Bulcachong sits calmly near People’s Park, a place that hums from late morning until midnight. Inside, the air-conditioned room offers respite: diners lean back, watching TV while spooning broth. Outside, the atmosphere shifts—plastic chairs, chatter from colleagues unwinding, students in a hurry, taxi drivers grabbing a quick meal before the next ride.

The dish itself is unapologetic. Carabao soup arrives with a color of burned clay and a thick broth. The smell is earthy, pungent with garlic and ginger. One sip and you taste the beast of burden itself: the carabao, whose muscle and sweat shaped the land. Eating bulcachong is consuming strength, a precolonial act of nose-to-tail eating that refuses waste.

Here, the community gathers with insomniacs, workers, and students all sweating the same over a hot bowl. Michelin would dismiss it as crude. Davao knows it as communion. And with opening hours stretching from 10:00 AM to 1:00 AM every day except Sunday, Bulcachong is always there when you need it.

The Scene: Bangsamoro Kainan Ante Movina’s Muslim Eatery

In the Poblacion District, Bangsamoro Kainan Ante Movina’s Muslim Eatery has been serving Maranao food for 15 years. Owned by Movina Sarico, the establishment thrives on family recipes, now in its fifth year at a new location with parking.

Here, the menu is a mosaic of Mindanao’s flavors: native chicken piaparan simmered in gata, bakas (tuna grilled and bathed in coconut milk), inaluban tilapia, bihod, kinilaw na tuna, even fish innards. These are dishes once reserved for datus, now shared with Muslims, Christians, workers, students, and business owners alike.

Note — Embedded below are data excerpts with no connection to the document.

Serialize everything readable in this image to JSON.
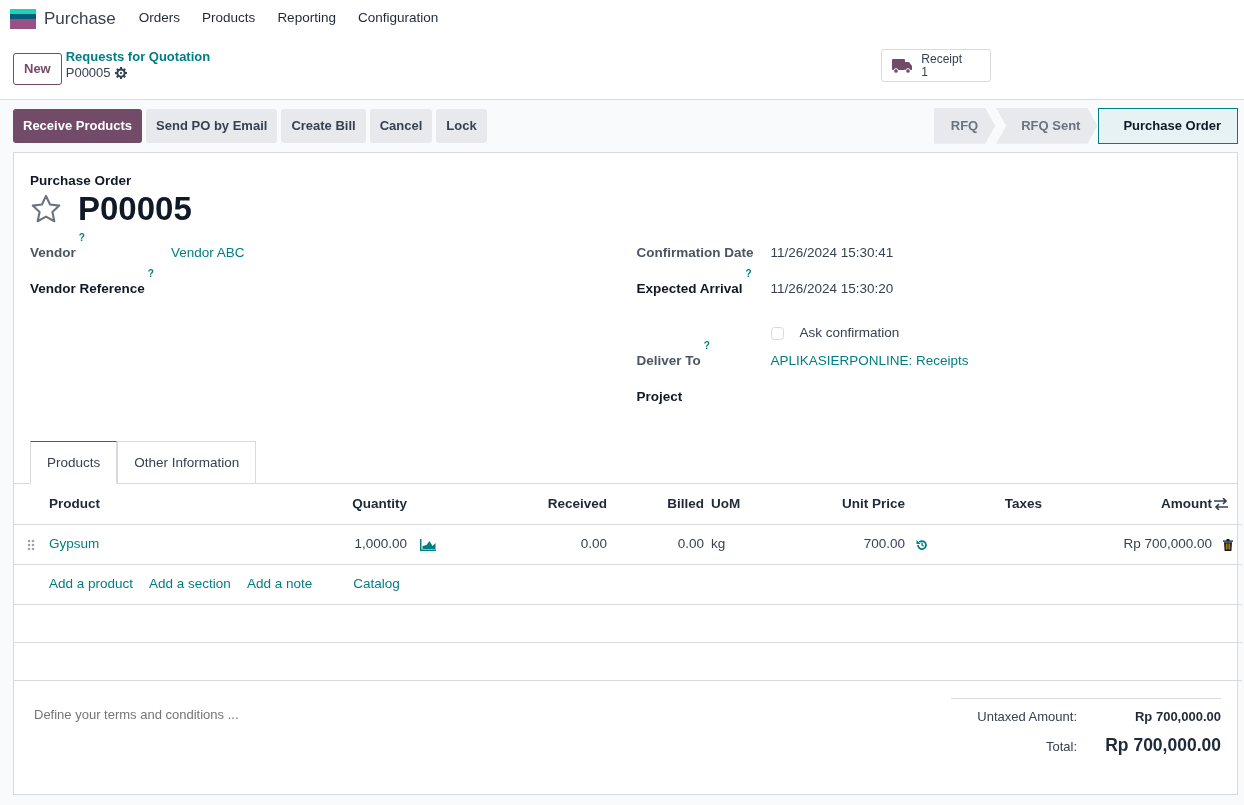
{
  "app": {
    "name": "Purchase",
    "menu": [
      "Orders",
      "Products",
      "Reporting",
      "Configuration"
    ]
  },
  "control_panel": {
    "new_button": "New",
    "breadcrumb": "Requests for Quotation",
    "record": "P00005",
    "smart_button": {
      "label": "Receipt",
      "count": "1"
    }
  },
  "actions": [
    {
      "label": "Receive Products",
      "primary": true
    },
    {
      "label": "Send PO by Email",
      "primary": false
    },
    {
      "label": "Create Bill",
      "primary": false
    },
    {
      "label": "Cancel",
      "primary": false
    },
    {
      "label": "Lock",
      "primary": false
    }
  ],
  "statusbar": [
    {
      "label": "RFQ",
      "selected": false
    },
    {
      "label": "RFQ Sent",
      "selected": false
    },
    {
      "label": "Purchase Order",
      "selected": true
    }
  ],
  "form": {
    "title_label": "Purchase Order",
    "name": "P00005",
    "starred": false,
    "left_fields": [
      {
        "kind": "field",
        "label": "Vendor",
        "help": "?",
        "required": false,
        "value": "Vendor ABC",
        "link": true
      },
      {
        "kind": "field",
        "label": "Vendor Reference",
        "help": "?",
        "required": true
      }
    ],
    "right_fields": [
      {
        "kind": "field",
        "label": "Confirmation Date",
        "required": false,
        "value": "11/26/2024 15:30:41",
        "link": false
      },
      {
        "kind": "field",
        "label": "Expected Arrival",
        "help": "?",
        "required": true,
        "value": "11/26/2024 15:30:20",
        "link": false
      },
      {
        "kind": "checkbox",
        "label": "Ask confirmation",
        "checked": false
      },
      {
        "kind": "field",
        "label": "Deliver To",
        "help": "?",
        "required": false,
        "value": "APLIKASIERPONLINE: Receipts",
        "link": true
      },
      {
        "kind": "field",
        "label": "Project",
        "required": true
      }
    ]
  },
  "tabs": [
    {
      "label": "Products",
      "selected": true
    },
    {
      "label": "Other Information",
      "selected": false
    }
  ],
  "table": {
    "columns": [
      "Product",
      "Quantity",
      "Received",
      "Billed",
      "UoM",
      "Unit Price",
      "Taxes",
      "Amount"
    ],
    "rows": [
      {
        "product": "Gypsum",
        "quantity": "1,000.00",
        "received": "0.00",
        "billed": "0.00",
        "uom": "kg",
        "unit_price": "700.00",
        "taxes": "",
        "amount": "Rp 700,000.00"
      }
    ],
    "add_links": [
      "Add a product",
      "Add a section",
      "Add a note",
      "Catalog"
    ]
  },
  "notes": {
    "placeholder": "Define your terms and conditions ..."
  },
  "totals": [
    {
      "label": "Untaxed Amount:",
      "value": "Rp 700,000.00",
      "grand": false
    },
    {
      "label": "Total:",
      "value": "Rp 700,000.00",
      "grand": true
    }
  ]
}
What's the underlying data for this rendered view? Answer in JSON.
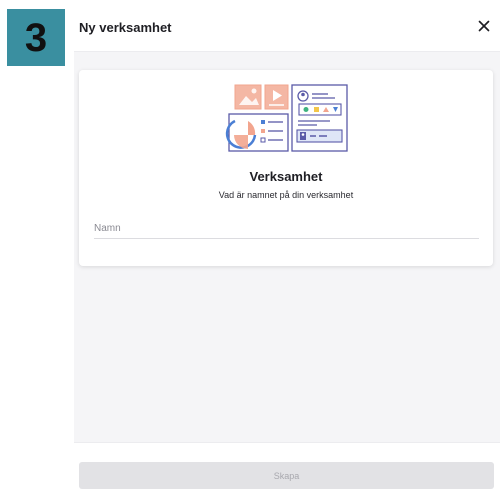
{
  "step_badge": {
    "number": "3",
    "color": "#3a8fa0"
  },
  "modal": {
    "title": "Ny verksamhet",
    "close_icon": "close-icon"
  },
  "card": {
    "illustration": "business-dashboard-illustration",
    "title": "Verksamhet",
    "subtitle": "Vad är namnet på din verksamhet",
    "name_input": {
      "placeholder": "Namn",
      "value": ""
    }
  },
  "footer": {
    "create_label": "Skapa",
    "create_enabled": false
  },
  "colors": {
    "illustration_outline": "#5a5aa8",
    "illustration_accent": "#f2a58e",
    "illustration_blue": "#4b7fd4",
    "illustration_yellow": "#f3c64a",
    "illustration_green": "#3fb37f"
  }
}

The piaparan is fragrant, milky, alive with turmeric, potato, and ginger. Western palates might call it “too bold” and lacking polish. But this is not food crafted for stars; it is food for the people. It is fresh, layered, unapologetically Filipino. Perfect.

Open from 6:00 AM to 10:00 PM, it is a place where heritage is served unceremoniously, steaming, every single day as conversations overlap and laughter punctuates bites.

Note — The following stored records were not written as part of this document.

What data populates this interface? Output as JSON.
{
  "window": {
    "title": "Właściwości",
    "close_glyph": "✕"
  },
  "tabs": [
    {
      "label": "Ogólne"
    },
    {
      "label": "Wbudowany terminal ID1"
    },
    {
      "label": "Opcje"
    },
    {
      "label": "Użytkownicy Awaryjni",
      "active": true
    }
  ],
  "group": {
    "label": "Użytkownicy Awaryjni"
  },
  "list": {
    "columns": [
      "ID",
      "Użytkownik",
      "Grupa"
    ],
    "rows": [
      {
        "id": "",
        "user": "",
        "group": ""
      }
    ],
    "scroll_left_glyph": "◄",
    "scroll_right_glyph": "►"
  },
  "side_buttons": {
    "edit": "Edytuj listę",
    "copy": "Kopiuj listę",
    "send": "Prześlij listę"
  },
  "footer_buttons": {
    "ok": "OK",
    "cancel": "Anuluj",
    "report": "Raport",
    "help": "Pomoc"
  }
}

The Tradition: Anak ni Baby Puto

Inside Agdao Public Market, Evelyn Laroa has been serving puto maya and sikwate since 1984. The recipe is original, passed down, and has carried the business through decades. They even thrived amid the pandemic by tapping into food delivery services, eventually branching out to four additional locations.

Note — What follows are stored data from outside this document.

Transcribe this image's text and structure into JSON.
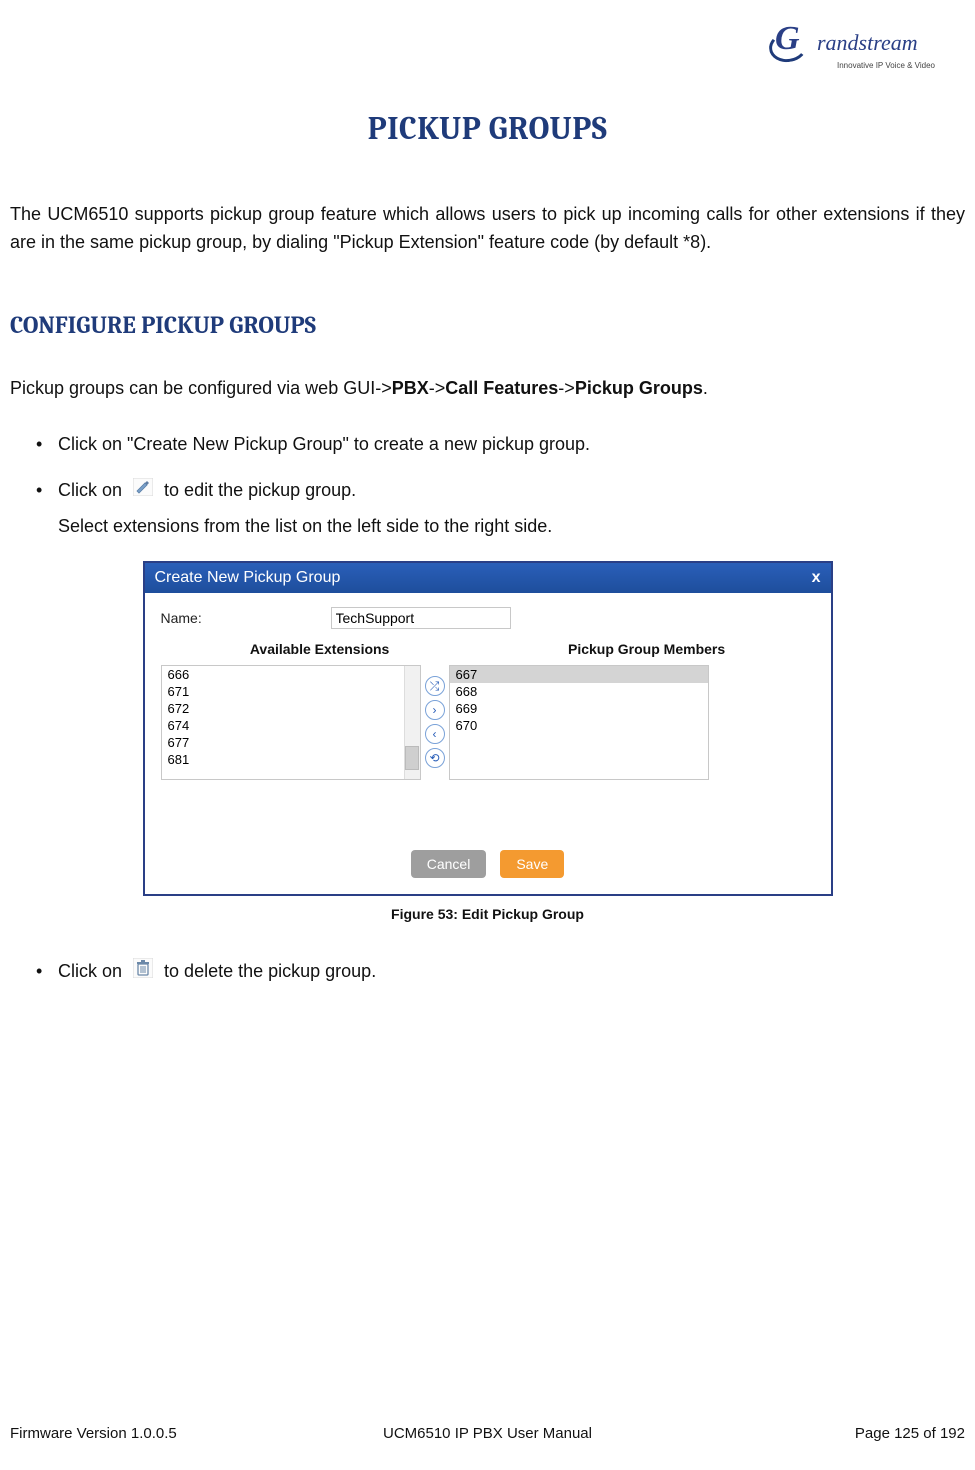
{
  "logo": {
    "brand": "randstream",
    "g": "G",
    "tagline": "Innovative IP Voice & Video"
  },
  "title": "PICKUP GROUPS",
  "intro": "The UCM6510 supports pickup group feature which allows users to pick up incoming calls for other extensions if they are in the same pickup group, by dialing \"Pickup Extension\" feature code (by default *8).",
  "section": "CONFIGURE PICKUP GROUPS",
  "config_para": {
    "prefix": "Pickup groups can be configured via web GUI->",
    "b1": "PBX",
    "sep1": "->",
    "b2": "Call Features",
    "sep2": "->",
    "b3": "Pickup Groups",
    "suffix": "."
  },
  "bullets": {
    "b0": "Click on \"Create New Pickup Group\" to create a new pickup group.",
    "b1_pre": "Click on ",
    "b1_post": " to edit the pickup group.",
    "b1_after": "Select extensions from the list on the left side to the right side.",
    "b2_pre": "Click on ",
    "b2_post": " to delete the pickup group."
  },
  "icons": {
    "edit_alt": "edit-icon",
    "delete_alt": "trash-icon"
  },
  "shot": {
    "title": "Create New Pickup Group",
    "name_label": "Name:",
    "name_value": "TechSupport",
    "col_left": "Available Extensions",
    "col_right": "Pickup Group Members",
    "left_items": [
      "666",
      "671",
      "672",
      "674",
      "677",
      "681"
    ],
    "right_items": [
      "667",
      "668",
      "669",
      "670"
    ],
    "move_btns": [
      "⤮",
      "›",
      "‹",
      "⟲"
    ],
    "cancel": "Cancel",
    "save": "Save"
  },
  "caption": "Figure 53: Edit Pickup Group",
  "footer": {
    "left": "Firmware Version 1.0.0.5",
    "center": "UCM6510 IP PBX User Manual",
    "right": "Page 125 of 192"
  }
}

The sikwate is thick, mildly bitter, and oozing with cacao goodness. It coats the tongue, warms the chest, and tastes like childhood mornings. Paired with puto maya, the experience deepens: the slightly salty rice cake becomes a canvas, allowing the bittersweet chocolate to bloom into a dessert that is both humble and transcendent. It is a pairing that speaks to Filipino ingenuity; simple ingredients transformed into harmony.

Alongside it, trays of kakanin, palabok, and other Filipino staples remind you that food is memory. But Anak ni Baby Puto is more than nostalgia. It is a success story rooted in resilience. Evelyn’s emphasis on tradition extends to her staff, treating them with dignity even when inflation bites into profits. She believes that food without respect is empty; food with dignity nourishes beyond the stomach.

The clientele here is diverse, ranging from students on tight budgets to factory workers grabbing merienda, to palengke goers resting after errands. The tables are always crowded, the air sticky, the laughter unpretentious.

The Conclusion: The Soul of a Place

Why do we keep coming back to these places? Because it tastes like home. Because it reminds us that food is not about stars or ratings but about nourishment, memory, and community. Davao’s soul isn’t found in fusion restaurants or spotless dining rooms but in the steam rising off a bowl of bulcachong at dawn, in the milky broth of piaparan, in the bitter sweetness of sikwate sipped from a chipped mug.

We don’t need Michelin stars. We need places that feed us, body and spirit. And in Davao, the soul of the city is served daily—plastic chairs, noisy fans, imperfect but perfect all the same.